Adam thought: Strangely, while Hank Kreisel had been speaking - eloquently for him - and demonstrating what he had built and believed in, he had a Lincolnesque quality which his tall, lean figure emphasized.
Would the idea work, Adam wondered? Was there a need, the way Hank Kreisel claimed? Was it a worthwhile project to which one of the Big Three auto companies might lend its world prestige?
Adam began firing questions based on his product planner's training in critical analysis. The questions embraced marketing, expected sales, distribution, local assembly, costs, parts, techniques for shipping, servicing, repair. Each point Adam raised, Kreisel seemed to have thought of and been prepared for, with the needed figures in his brain, and the responses showed why the parts manufacturer's own business had become the success it was.
Later, Hank Kreisel personally drove Adam and Erica to their car downtown.
Heading home, northward, on the John Lodge Freeway, Erica asked Adam,
"Will you do what Hank wants? Will you get him in to see the chairman and the others?"
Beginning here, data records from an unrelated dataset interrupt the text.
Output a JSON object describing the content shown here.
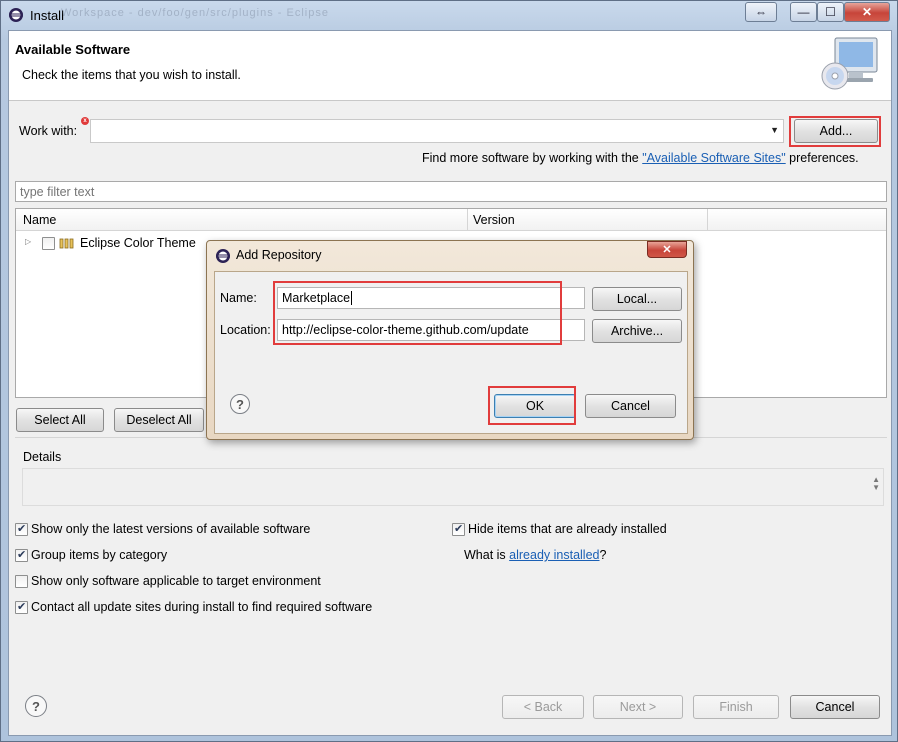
{
  "window": {
    "title": "Install",
    "ghost_title": "Workspace - dev/foo/gen/src/plugins  -  Eclipse",
    "controls": {
      "restore": "⇔",
      "minimize": "—",
      "maximize": "☐",
      "close": "✕"
    }
  },
  "banner": {
    "title": "Available Software",
    "description": "Check the items that you wish to install.",
    "icon": "software-cd-monitor-icon"
  },
  "work_with": {
    "label": "Work with:",
    "value": "",
    "add_button": "Add...",
    "more_text_prefix": "Find more software by working with the ",
    "more_link": "\"Available Software Sites\"",
    "more_text_suffix": " preferences."
  },
  "filter": {
    "placeholder": "type filter text"
  },
  "tree": {
    "columns": [
      "Name",
      "Version"
    ],
    "rows": [
      {
        "name": "Eclipse Color Theme",
        "checked": false
      }
    ]
  },
  "selection_buttons": {
    "select_all": "Select All",
    "deselect_all": "Deselect All"
  },
  "details": {
    "label": "Details"
  },
  "options": {
    "latest_versions": {
      "label": "Show only the latest versions of available software",
      "checked": true
    },
    "group_by_category": {
      "label": "Group items by category",
      "checked": true
    },
    "target_env": {
      "label": "Show only software applicable to target environment",
      "checked": false
    },
    "contact_sites": {
      "label": "Contact all update sites during install to find required software",
      "checked": true
    },
    "hide_installed": {
      "label": "Hide items that are already installed",
      "checked": true
    },
    "what_is_prefix": "What is ",
    "what_is_link": "already installed",
    "what_is_suffix": "?"
  },
  "footer": {
    "back": "< Back",
    "next": "Next >",
    "finish": "Finish",
    "cancel": "Cancel"
  },
  "dialog": {
    "title": "Add Repository",
    "name_label": "Name:",
    "name_value": "Marketplace",
    "location_label": "Location:",
    "location_value": "http://eclipse-color-theme.github.com/update",
    "local_button": "Local...",
    "archive_button": "Archive...",
    "ok_button": "OK",
    "cancel_button": "Cancel",
    "close": "✕"
  },
  "colors": {
    "highlight": "#e13c3c",
    "link": "#1a5fb4"
  }
}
"I don't know." His voice betrayed doubts. "I'm just not sure."
"I think you should."
He glanced sideways, half-amused. "Just like that?"
Erica said firmly, "Yes, just like that."
"Aren't you the one who's always telling me I'm involved with too much already?" Adam was remembering the Orion, its introduction nearing week by week, with demands on his own time increasing, as they would for months ahead. Yet Farstar, now in early phases, was also requiring his concentration and working hours, at the office and at home.
Another thing on his mind was Smokey Stephensen. Adam knew he must resolve soon the question of his sister Teresa's investment in the auto dealership where he was overdue for another visit and a showdown with Smokey over several issues. Somehow, next week, he must try to fit that in.
He asked himself: Did he really want to take on something more?
Erica said, "It wouldn't take time. All Hank's asking is for an introduction so he can demonstrate his machine."
Adam laughed. "Sorry! It doesn't work that way." He explained: Any idea passed on for consideration at the summit of the company must have exhaustive analysis and views appended because nothing was ever dumped casually on the president's or chairman's desk. Even working through Elroy Braithwaite and Hub Hewitson, the executive vice-president - as Adam would have to - the ground rules still applied. Neither would authorize approach to the next higher echelon until an entire proposal had been sifted, costs worked out, market potential mapped, specific recommendations made.
And rightly so. Otherwise hundreds of crackpot schemes would clog the policy making process.
In this instance - though other people might be involved later - Adam, initially, would have to do the work.
Something else: If farm products division had turned down Hank Kreisel's thresher scheme, as he admitted, Adam could make enemies by reviving it, whether success or failure followed. The farm products arm, though small by comparison with automotive operations, was still a part of the company, and making enemies anywhere was never a good idea.